How to Improve Your Product Shelf Life

Many food manufacturer want to extend their product shelf life but do not know what the factors that can improve it are. To find out, a detailed shelf life study is needed to determine the causes of product failure and then design a solution to it. The first step is to identify the type of product failure. This comes in the form of moldy appearance, off taste, color change, flavor change, aroma change or that the bioburden has exceeded the food safety standards and will cause gastrointestinal problems. Usually product failure involves multiple modes and tests must be set up to study each and every cause. For each study, third party sensory evaluation is needed as well as laboratory test to measure bacterial growth, vitamin loss, color changes and rancidity. To save time, accelerated shelf studies in controlled atmosphere to simulate the best and worst case scenario are often carried out. Once the problem is identified, solutions can be found like; mold issues can be solved by addition of preservatives, or by lowering the water activity; rancidity can be countered with the addition of antioxidants; loss of nutritional values can be solved by increasing the initial nutrient contest like vitamins in your product.

Finally monitoring the solution as a HACCP control point will be necessary, for e.g.; measuring the bioburden for microbiological control; measuring oxidation by products for rancidity; measuring mycotoxins for mold; measuring the content of antioxidants. It is now known that adding an appropriate amount of antimicrobials to the finished product is not sufficient but foremost the product must be manufactured in a tightly controlled process that includes adequate hygiene.

Another way to estimate your product shelf life, especially for ready to eat foods, is to monitor the amount of psychotropic bacteria. These bacteria can grow at refrigeration temperatures and are regularly found in food. Psychotropic bacteria are usually monitored by enumerating pseudomonas.

Indicator Organism


1. For estimation of bioburden
Accurate counting is important. Use SimPlate® bacterial counting is made easy.


2. Indicator Organism
Indicators of potential human or fecal contamination or possible presence of pathogens.


3. Indicator Organism
Indicators that asses the number of microorganism or microbial activity.
Most commonly used is aerobic plate count. Measures the number viable bacteria in the sample.

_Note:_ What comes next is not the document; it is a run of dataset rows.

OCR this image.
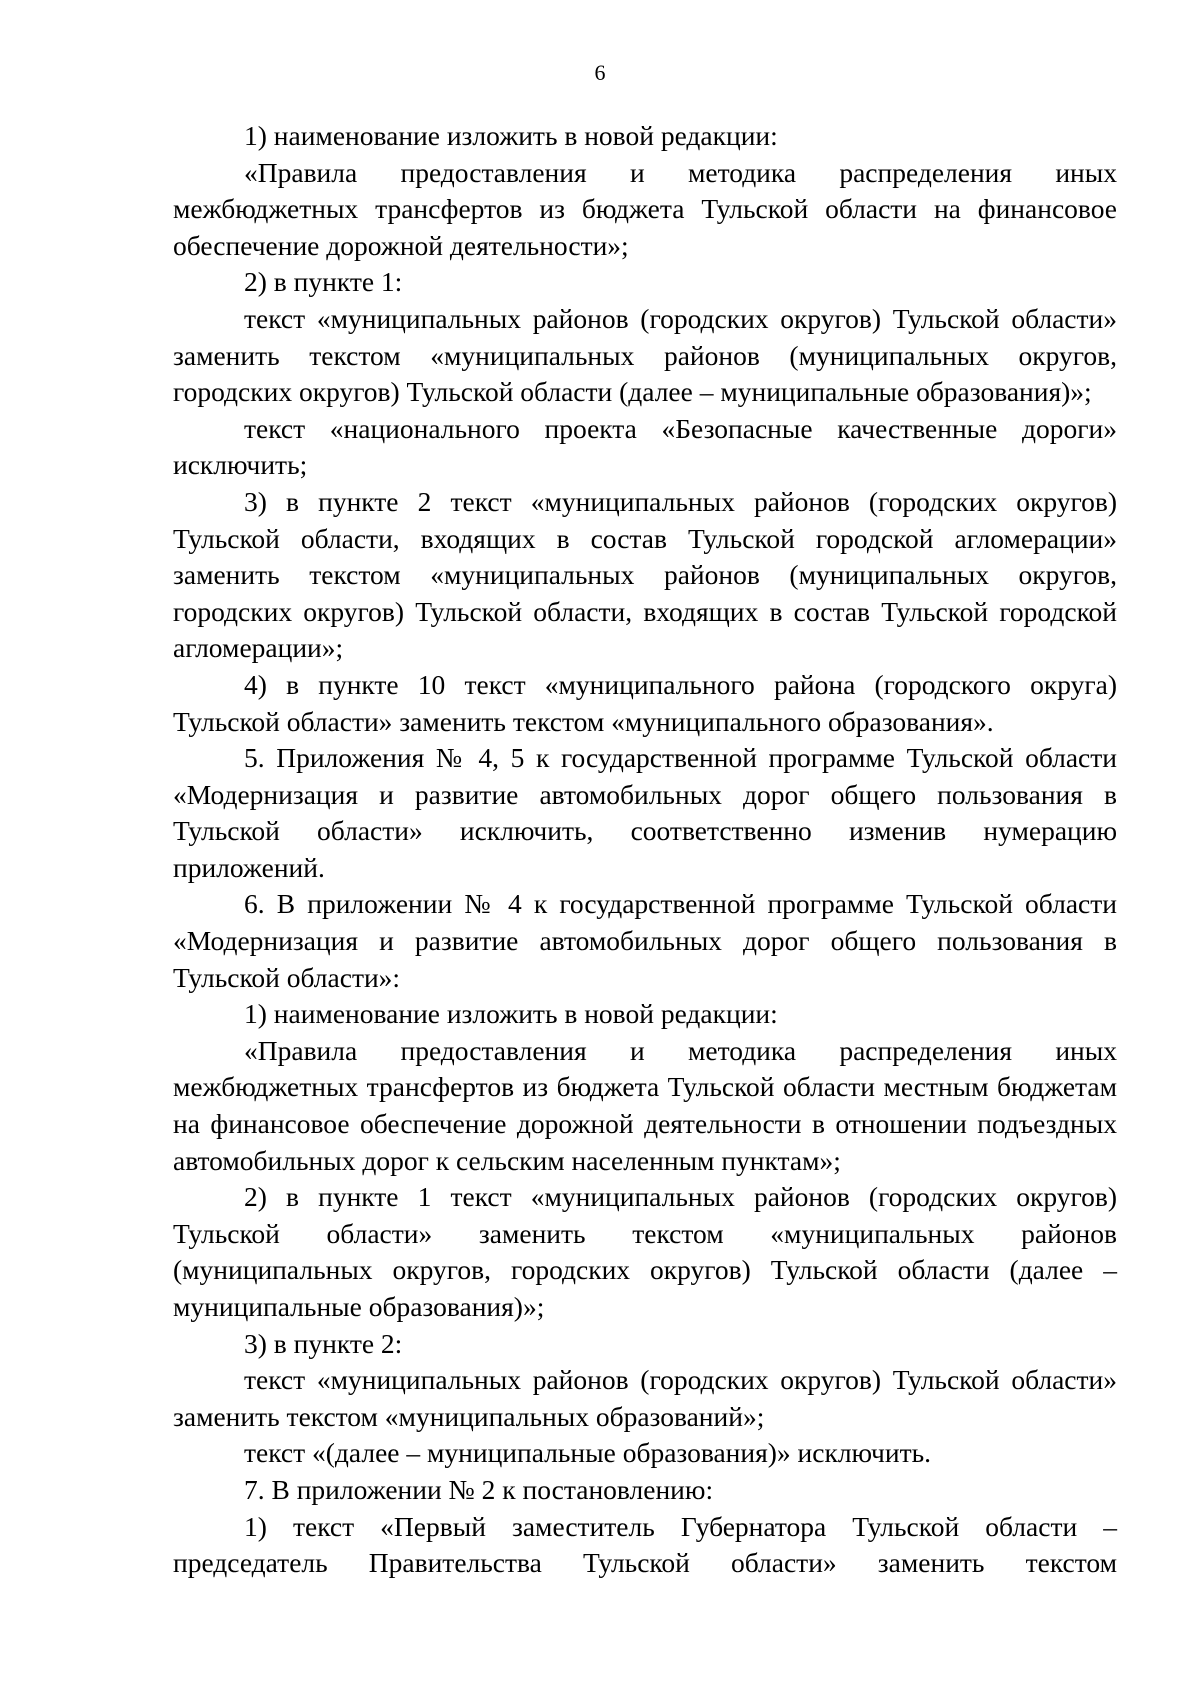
6

1) наименование изложить в новой редакции:

«Правила предоставления и методика распределения иных межбюджетных трансфертов из бюджета Тульской области на финансовое обеспечение дорожной деятельности»;

2) в пункте 1:

текст «муниципальных районов (городских округов) Тульской области» заменить текстом «муниципальных районов (муниципальных округов, городских округов) Тульской области (далее – муниципальные образования)»;

текст «национального проекта «Безопасные качественные дороги» исключить;

3) в пункте 2 текст «муниципальных районов (городских округов) Тульской области, входящих в состав Тульской городской агломерации» заменить текстом «муниципальных районов (муниципальных округов, городских округов) Тульской области, входящих в состав Тульской городской агломерации»;

4) в пункте 10 текст «муниципального района (городского округа) Тульской области» заменить текстом «муниципального образования».

5. Приложения № 4, 5 к государственной программе Тульской области «Модернизация и развитие автомобильных дорог общего пользования в Тульской области» исключить, соответственно изменив нумерацию приложений.

6. В приложении № 4 к государственной программе Тульской области «Модернизация и развитие автомобильных дорог общего пользования в Тульской области»:

1) наименование изложить в новой редакции:

«Правила предоставления и методика распределения иных межбюджетных трансфертов из бюджета Тульской области местным бюджетам на финансовое обеспечение дорожной деятельности в отношении подъездных автомобильных дорог к сельским населенным пунктам»;

2) в пункте 1 текст «муниципальных районов (городских округов) Тульской области» заменить текстом «муниципальных районов (муниципальных округов, городских округов) Тульской области (далее – муниципальные образования)»;

3) в пункте 2:

текст «муниципальных районов (городских округов) Тульской области» заменить текстом «муниципальных образований»;

текст «(далее – муниципальные образования)» исключить.

7. В приложении № 2 к постановлению:

1) текст «Первый заместитель Губернатора Тульской области – председатель Правительства Тульской области» заменить текстом
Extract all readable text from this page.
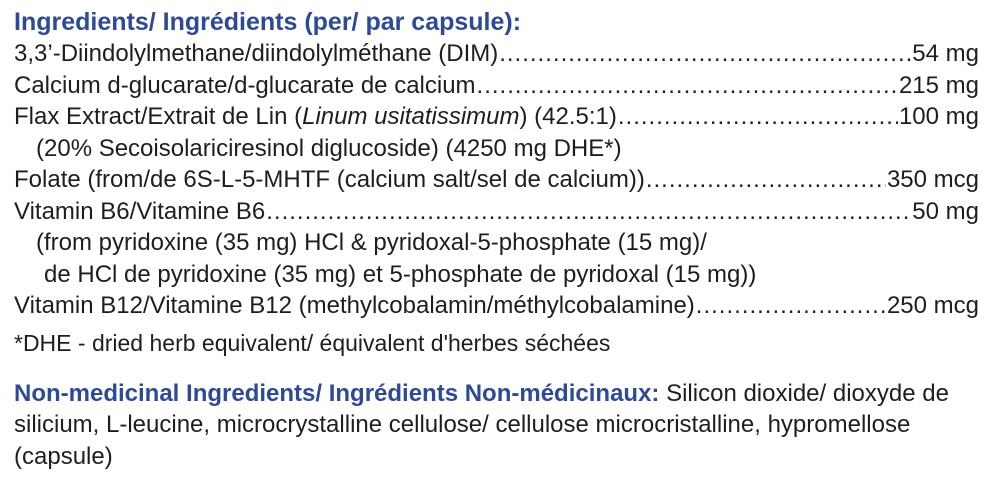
Ingredients/ Ingrédients (per/ par capsule):
3,3’-Diindolylmethane/diindolylméthane (DIM) .....	54 mg
Calcium d-glucarate/d-glucarate de calcium .....	215 mg
Flax Extract/Extrait de Lin (Linum usitatissimum) (42.5:1) .....	100 mg
(20% Secoisolariciresinol diglucoside) (4250 mg DHE*)
Folate (from/de 6S-L-5-MHTF (calcium salt/sel de calcium)) .....	350 mcg
Vitamin B6/Vitamine B6 .....	50 mg
(from pyridoxine (35 mg) HCl & pyridoxal-5-phosphate (15 mg)/
de HCl de pyridoxine (35 mg) et 5-phosphate de pyridoxal (15 mg))
Vitamin B12/Vitamine B12 (methylcobalamin/méthylcobalamine) .....	250 mcg
*DHE - dried herb equivalent/ équivalent d'herbes séchées
Non-medicinal Ingredients/ Ingrédients Non-médicinaux: Silicon dioxide/ dioxyde de silicium, L-leucine, microcrystalline cellulose/ cellulose microcristalline, hypromellose (capsule)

4. Testing for Pseudomonas
Biolife pseudomonas selective agar is a selective medium for the isolation and identification of pseudomonas spp. It is a
centrimide agar medium recommended by USP and EP. This is a presumptive test.


5. Testing for Vitamins
Vitamins are added as a food fortification and its quantity are labelled. As such testing at the end of the product shelf life is necessary to ensure that the food contents comply with its label.


The VitaFast® are microbiological tests in an easy to use microtiter plate format. The microorganism are lyophilized in the wells. Growth of the microbes are dependent on the vitamin concentration. This growth can be measured with turbidity using a microtiter plate reader. This is possible for all water soluble vitamins - Folic acid, Pantothenic acid, Vitamin C (Ascorbic Acid), Vitamin B1 (thiamin), Vitamin B2 (Riboflavin), Vitamin B3 (Niacin), Vitamin B6 (pyridoxine), Vitamin B7 (biotin), Vitamin B12 (cyanocobalamin), Inositol.

HACCP is a systematic approach to food safety. Rather than trying to inspect finished products for the effects of hazards, HACCP attempts to avoid hazards.